El ensayo reproduce las condiciones reales de lanzamiento y pone a prueba la capacidad del SLS —un vehículo de 98 metros— para cargar más de 700 mil galones de combustible ultrafrío. La agencia había reprogramado estas pruebas por temperaturas extremas, lo que subraya la complejidad técnica de una misión que no aterrizará en la superficie, pero sí marcará el retorno humano a la vecindad lunar.
Un vuelo clave para el futuro
Artemis II tendrá una duración aproximada de 10 a 12 días. La nave Orion llevará a cuatro astronautas en un recorrido de gran altitud alrededor de la Luna, alcanzando distancias superiores a cualquier misión tripulada anterior, antes de regresar a la Tierra con un amerizaje en el Pacífico. En ese trayecto se validarán maniobras críticas, navegación, comunicaciones y, sobre todo, los sistemas de soporte vital en espacio profundo.
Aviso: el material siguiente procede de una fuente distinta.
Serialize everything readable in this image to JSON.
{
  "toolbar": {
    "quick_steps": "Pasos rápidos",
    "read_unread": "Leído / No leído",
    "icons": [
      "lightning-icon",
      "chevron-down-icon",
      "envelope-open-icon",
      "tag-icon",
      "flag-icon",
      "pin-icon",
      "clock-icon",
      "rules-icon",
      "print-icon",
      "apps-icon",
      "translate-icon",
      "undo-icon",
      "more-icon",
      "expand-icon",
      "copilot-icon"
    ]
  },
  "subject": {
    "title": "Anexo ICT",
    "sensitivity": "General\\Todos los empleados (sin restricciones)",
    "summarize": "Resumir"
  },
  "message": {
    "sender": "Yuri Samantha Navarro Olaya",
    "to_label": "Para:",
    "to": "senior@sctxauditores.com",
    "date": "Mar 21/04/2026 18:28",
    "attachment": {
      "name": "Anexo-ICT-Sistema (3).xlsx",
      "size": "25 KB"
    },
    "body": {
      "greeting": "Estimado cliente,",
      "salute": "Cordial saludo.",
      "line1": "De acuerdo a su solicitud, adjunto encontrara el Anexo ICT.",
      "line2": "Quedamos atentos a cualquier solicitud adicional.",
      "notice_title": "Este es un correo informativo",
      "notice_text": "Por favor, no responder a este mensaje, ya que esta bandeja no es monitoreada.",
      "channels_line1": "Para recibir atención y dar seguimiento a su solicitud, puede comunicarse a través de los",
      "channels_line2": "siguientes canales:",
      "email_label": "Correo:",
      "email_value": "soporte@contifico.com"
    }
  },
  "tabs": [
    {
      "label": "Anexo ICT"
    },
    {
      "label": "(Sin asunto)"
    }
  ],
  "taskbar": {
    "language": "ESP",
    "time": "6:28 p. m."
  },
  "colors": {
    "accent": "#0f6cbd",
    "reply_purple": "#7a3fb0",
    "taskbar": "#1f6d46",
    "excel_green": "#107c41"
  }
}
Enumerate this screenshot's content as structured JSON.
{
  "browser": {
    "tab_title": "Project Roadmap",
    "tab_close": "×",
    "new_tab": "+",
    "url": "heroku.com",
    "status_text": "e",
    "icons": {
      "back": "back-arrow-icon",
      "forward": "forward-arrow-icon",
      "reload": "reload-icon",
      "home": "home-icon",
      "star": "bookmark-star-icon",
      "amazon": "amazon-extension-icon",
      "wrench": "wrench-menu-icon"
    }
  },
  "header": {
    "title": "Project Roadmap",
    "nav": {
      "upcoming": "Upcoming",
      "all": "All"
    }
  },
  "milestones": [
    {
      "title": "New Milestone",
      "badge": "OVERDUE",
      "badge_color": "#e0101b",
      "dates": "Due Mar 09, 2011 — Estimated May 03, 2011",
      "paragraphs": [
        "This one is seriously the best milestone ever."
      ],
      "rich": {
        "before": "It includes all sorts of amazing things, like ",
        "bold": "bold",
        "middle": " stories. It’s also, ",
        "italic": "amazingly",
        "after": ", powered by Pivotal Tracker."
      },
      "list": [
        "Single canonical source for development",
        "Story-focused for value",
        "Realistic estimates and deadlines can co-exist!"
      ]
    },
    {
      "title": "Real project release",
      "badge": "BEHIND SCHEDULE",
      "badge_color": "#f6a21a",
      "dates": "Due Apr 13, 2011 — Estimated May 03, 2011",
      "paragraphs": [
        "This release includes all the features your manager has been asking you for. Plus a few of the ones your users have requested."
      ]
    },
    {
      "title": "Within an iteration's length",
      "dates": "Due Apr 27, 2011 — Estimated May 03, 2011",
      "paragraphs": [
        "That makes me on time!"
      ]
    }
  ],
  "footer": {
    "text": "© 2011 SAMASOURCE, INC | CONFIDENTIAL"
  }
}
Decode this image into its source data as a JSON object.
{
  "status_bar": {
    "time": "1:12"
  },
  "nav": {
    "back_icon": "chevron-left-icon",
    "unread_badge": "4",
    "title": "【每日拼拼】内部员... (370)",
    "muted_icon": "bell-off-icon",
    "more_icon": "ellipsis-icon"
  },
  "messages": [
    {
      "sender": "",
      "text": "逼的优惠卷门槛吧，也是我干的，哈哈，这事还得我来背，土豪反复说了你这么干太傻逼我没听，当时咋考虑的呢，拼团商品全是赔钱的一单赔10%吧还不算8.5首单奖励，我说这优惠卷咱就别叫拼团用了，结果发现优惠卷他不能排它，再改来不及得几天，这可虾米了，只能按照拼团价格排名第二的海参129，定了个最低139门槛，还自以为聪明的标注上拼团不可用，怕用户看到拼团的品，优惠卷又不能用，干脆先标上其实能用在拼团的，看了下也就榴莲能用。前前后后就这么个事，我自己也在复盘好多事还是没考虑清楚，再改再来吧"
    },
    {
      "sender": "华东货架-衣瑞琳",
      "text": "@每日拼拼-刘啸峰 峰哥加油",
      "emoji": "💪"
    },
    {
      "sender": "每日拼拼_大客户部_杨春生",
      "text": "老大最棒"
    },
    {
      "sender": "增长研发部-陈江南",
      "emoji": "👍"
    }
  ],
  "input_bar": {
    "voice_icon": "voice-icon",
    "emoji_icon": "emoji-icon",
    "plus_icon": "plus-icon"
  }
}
La misión es considerada la prueba decisiva para autorizar Artemis III, que sí contempla el primer alunizaje humano del siglo XXI. Sin esta verificación tripulada, ningún sistema podría certificarse para un descenso seguro. Además, permitirá confirmar la capacidad del SLS como el cohete operativo más poderoso y de Orion como vehículo para misiones más allá de la órbita terrestre.
Tripulación e impacto global
El equipo está integrado por Reid Wiseman (comandante), Victor Glover (piloto), Christina Koch y el canadiense Jeremy Hansen. Será una tripulación históricamente diversa: Glover será el primer astronauta afroamericano en volar hacia la órbita lunar; Koch, la primera mujer; y Hansen, el primer no estadounidense en participar en una misión de este tipo.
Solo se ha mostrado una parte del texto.